Around 20 teenagers, college students, and adults recently met at Natural Grocers near the West 7th area to plan for Global Climate Strike (September 20-28), an international week of action against climate change. Environmentally minded activists have been gathering at city centers around the world since 2008, and now Fort Worth will be joining them. Among the attendees at the recent meeting was 10th-grader Libby Connolly.
The Pascal High School student who recently moved to Fort Worth from Wisconsin describes herself as “politically engaged.” An online search for Fort Worth participants in the Global Climate Strike brought her to the grassroots meeting.
She said that she and her friends “are concerned about what is going on” environmentally.
In many ways, Connolly is taking proactive steps to solve a problem that her generation did not cause. Decades of emissions from the burning of fossil fuels have set Earth’s climate toward a warmer and more volatile future, according to global scientific community consensus. Connolly’s reasoning for volunteering is simple.
She and her friends, she said, “want to grow old and to have kids. We have a lot at stake.”
The meeting, partly led by John MacFarlane, chair of the Greater Fort Worth Sierra Club, touched on potential outreach efforts to grow awareness of the strike, social media coordination, and sign-making tips. The efforts will culminate on Friday, September 20, just outside of Fort Worth City Hall (200 Texas St.). Strikers are encouraged to arrive anytime between 9 a.m. and 4 p.m. The peaceful event will include a march around City Hall every hour on the hour, MacFarlane said. Interested participants can find the Facebook event page by searching: “climate strike – fort worth.”
MacFarlane said that the “time was right” for Fort Worth to engage public officials on the often politically charged topic of climate change.

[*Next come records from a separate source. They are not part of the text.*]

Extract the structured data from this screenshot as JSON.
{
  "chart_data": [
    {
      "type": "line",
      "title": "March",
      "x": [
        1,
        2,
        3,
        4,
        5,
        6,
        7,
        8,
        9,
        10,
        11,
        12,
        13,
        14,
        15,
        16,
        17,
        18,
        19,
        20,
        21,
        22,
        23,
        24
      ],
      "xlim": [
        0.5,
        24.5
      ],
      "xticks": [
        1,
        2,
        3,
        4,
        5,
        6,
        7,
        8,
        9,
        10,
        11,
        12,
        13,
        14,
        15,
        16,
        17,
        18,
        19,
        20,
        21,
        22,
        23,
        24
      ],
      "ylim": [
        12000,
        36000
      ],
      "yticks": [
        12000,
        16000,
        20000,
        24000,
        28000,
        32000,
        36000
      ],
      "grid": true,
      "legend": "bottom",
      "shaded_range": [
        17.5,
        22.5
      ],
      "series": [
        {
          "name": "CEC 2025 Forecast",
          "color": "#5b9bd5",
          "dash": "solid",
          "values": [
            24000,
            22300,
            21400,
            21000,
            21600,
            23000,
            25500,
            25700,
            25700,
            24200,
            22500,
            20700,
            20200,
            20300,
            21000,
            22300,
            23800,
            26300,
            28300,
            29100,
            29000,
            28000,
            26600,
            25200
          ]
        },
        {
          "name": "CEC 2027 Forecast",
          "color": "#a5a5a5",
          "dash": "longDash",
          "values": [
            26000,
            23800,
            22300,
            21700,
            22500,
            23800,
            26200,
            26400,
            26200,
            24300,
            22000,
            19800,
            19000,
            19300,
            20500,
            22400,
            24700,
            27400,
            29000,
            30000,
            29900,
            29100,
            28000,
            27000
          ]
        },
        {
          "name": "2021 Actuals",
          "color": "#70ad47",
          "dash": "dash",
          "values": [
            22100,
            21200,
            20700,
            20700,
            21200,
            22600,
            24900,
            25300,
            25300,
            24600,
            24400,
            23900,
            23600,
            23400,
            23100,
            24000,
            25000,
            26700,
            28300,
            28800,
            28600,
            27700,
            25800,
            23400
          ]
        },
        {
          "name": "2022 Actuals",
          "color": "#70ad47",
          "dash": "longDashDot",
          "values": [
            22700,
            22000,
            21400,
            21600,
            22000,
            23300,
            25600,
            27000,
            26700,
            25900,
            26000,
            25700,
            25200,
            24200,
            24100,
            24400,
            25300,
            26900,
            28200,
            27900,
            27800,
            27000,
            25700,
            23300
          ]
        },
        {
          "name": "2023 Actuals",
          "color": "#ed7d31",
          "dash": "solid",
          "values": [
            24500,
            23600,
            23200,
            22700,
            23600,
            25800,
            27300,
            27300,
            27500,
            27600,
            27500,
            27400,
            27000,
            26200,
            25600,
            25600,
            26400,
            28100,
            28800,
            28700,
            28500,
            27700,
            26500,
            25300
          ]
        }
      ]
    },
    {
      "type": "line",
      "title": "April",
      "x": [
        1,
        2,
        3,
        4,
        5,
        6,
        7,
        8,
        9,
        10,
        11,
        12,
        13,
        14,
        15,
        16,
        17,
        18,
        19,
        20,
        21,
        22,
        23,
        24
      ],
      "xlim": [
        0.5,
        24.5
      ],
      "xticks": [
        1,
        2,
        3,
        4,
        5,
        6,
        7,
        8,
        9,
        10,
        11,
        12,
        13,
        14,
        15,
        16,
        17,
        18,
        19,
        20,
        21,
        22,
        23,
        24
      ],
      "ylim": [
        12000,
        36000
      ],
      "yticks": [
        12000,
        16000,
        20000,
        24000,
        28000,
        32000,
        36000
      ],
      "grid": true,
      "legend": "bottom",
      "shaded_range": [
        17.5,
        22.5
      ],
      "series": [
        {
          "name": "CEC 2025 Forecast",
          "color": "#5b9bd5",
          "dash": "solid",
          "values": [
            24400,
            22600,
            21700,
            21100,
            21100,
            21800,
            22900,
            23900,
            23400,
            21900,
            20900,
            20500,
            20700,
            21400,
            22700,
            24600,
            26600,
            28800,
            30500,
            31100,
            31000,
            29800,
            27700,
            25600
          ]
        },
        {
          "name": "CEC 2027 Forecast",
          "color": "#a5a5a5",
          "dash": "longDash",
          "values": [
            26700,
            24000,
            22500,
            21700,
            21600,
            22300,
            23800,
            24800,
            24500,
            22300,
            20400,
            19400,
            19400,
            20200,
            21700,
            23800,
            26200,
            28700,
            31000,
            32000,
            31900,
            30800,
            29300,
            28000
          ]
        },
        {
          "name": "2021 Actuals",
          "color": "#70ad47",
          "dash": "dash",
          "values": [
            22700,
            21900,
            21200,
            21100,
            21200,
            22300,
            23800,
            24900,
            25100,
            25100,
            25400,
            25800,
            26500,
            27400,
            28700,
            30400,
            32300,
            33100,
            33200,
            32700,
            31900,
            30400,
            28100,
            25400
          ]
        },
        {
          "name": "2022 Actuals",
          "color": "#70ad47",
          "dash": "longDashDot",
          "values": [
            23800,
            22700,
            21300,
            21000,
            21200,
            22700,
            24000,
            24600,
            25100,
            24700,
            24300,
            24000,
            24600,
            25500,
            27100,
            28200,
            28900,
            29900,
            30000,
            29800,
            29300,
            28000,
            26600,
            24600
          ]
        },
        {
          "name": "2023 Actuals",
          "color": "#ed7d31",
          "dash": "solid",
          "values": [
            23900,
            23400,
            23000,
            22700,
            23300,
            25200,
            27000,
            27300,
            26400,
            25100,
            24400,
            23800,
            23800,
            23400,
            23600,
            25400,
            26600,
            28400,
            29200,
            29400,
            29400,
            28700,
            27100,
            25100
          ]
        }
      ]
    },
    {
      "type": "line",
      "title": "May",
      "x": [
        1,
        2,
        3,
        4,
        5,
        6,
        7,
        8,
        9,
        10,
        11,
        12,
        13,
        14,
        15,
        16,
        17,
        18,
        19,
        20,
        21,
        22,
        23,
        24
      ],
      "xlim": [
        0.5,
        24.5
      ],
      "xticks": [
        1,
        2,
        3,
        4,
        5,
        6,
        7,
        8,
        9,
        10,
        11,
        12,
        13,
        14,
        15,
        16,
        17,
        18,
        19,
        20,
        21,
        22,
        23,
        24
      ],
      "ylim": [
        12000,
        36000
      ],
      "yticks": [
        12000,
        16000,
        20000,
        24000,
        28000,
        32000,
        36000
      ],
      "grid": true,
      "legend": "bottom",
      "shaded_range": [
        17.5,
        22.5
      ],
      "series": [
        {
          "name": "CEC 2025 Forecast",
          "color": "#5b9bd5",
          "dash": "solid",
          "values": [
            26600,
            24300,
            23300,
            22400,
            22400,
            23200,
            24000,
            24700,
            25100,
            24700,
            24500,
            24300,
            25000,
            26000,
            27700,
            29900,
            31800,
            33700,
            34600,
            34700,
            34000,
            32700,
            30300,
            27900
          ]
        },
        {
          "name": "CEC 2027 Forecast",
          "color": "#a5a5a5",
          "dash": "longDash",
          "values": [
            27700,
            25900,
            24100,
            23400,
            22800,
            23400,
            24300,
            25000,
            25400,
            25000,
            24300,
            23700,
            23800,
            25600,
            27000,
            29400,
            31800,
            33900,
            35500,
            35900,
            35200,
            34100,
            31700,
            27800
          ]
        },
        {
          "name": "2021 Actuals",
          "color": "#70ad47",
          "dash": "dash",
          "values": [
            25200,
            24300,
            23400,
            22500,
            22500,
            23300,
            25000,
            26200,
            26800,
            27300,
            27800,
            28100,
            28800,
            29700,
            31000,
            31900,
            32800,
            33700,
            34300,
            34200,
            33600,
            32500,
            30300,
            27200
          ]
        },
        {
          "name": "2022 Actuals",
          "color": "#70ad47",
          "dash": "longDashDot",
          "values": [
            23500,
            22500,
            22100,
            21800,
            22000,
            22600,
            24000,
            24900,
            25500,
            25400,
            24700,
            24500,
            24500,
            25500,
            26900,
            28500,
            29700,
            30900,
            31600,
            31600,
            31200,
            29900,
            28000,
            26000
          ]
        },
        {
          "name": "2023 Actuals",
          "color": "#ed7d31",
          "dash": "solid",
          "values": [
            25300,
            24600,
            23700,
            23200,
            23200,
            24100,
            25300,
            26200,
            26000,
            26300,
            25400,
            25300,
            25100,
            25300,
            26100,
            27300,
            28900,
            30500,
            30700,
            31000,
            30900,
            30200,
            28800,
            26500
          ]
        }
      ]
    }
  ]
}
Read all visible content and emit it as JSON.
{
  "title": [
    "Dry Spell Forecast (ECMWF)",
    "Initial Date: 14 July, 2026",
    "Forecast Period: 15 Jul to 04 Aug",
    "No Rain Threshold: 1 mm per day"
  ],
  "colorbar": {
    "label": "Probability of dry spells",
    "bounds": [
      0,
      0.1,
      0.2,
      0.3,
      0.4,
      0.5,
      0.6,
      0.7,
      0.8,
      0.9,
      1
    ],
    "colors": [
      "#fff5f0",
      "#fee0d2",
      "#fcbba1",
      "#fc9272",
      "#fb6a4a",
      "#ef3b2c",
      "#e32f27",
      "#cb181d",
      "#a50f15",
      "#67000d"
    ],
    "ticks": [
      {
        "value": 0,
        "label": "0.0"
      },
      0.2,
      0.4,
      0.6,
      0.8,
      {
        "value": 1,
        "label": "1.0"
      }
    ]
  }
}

Periodic reports from the United Nations and fears of coastal flooding can make climate change appear to be some far-off problem that will never really affect Fort Worth or our region, he said.
Not so, says Michael Slattery, TCU professor and director of the Institute for Environmental Studies. The scholar and environmental scientist has served on the university’s faculty for more than 20 years. In that time, he has seen the campus and Fort Worth as a whole make important strides toward sustainability. The sprawling campus now uses state-of-the-art insulation, and any new buildings must meet rigorous environmental guidelines, he said.
“In recent years, Fort Worth has added bike-sharing programs, and city buses run on natural gas,” he said. “I wouldn’t give our city a failing grade, but we need leaders who have the vision to say that there is money to be made in an environmentally cleaner future.”
Oil and gas companies are easy targets for ire, he added, but we are all partly to blame for climate change.
“I should be cycling to work,” he said. “I drive a car and fill it up with this ‘magical stuff.’ It’s tough, especially in these southern cities that do not have public transport.”
Often, the documentaries and narratives that surround climate change involve breaking glaciers and stranded polar bears. Those heartstring images deflect from the realities of how climate change is currently impacting weather and agriculture inside the Lone Star State.
“The idea of climate change seems too far off in the future” for many people, Slattery said. “Sea level rise will not impact us, but other things will. The data, everything points toward an increasingly warmer world. Texas will be at the forefront of that. We are a state that is prone to extremes. We have extreme hots and colds, flooding, and droughts. Climate change will be a multiplier of that.”
The scientific community predicts a global rise in average annual temperatures of two to four degrees, and that’s on the conservative side. Slattery said climate models are forecasting more extreme weather events, lower precipitation, longer droughts, and a drier, hotter Texas. All of those factors will lead to less water for natural gas fracking, lower aquifers, and increased problems for the cattle industry.
While climate change remains a political hot potato, Slattery has found that many in the private business community are open to learning about the challenges climate change will bring. Indeed, multinational companies like ExxonMobile, which once funded dubious climate research, are now supporters of the Paris Climate Agreement. It’s hard to know what PR maneuvering goes on in those corporate board room meetings, Slattery said, but most companies now understand that the science is clear and climate change can mean huge profits or losses depending on how companies position themselves and their resources now.
If nothing else, Slattery hopes that the September Global Climate Strike spurs individuals to take small steps to reduce their carbon footprint. Carpooling and driving less are important, he said, but many important environmental decisions happen in the grocery store or when shopping online.
“Organic doesn’t mean it’s locally grown,” he said. “Buying local is critical.”
One sign of hope is the strong interest college students are showing in sustainability, he added. Many TCU courses incorporate sustainability into the curriculum. The changes are largely student-driven.
“The older generation has done a good job of messing things up,” Slattery said, “and these students want something different for their future.”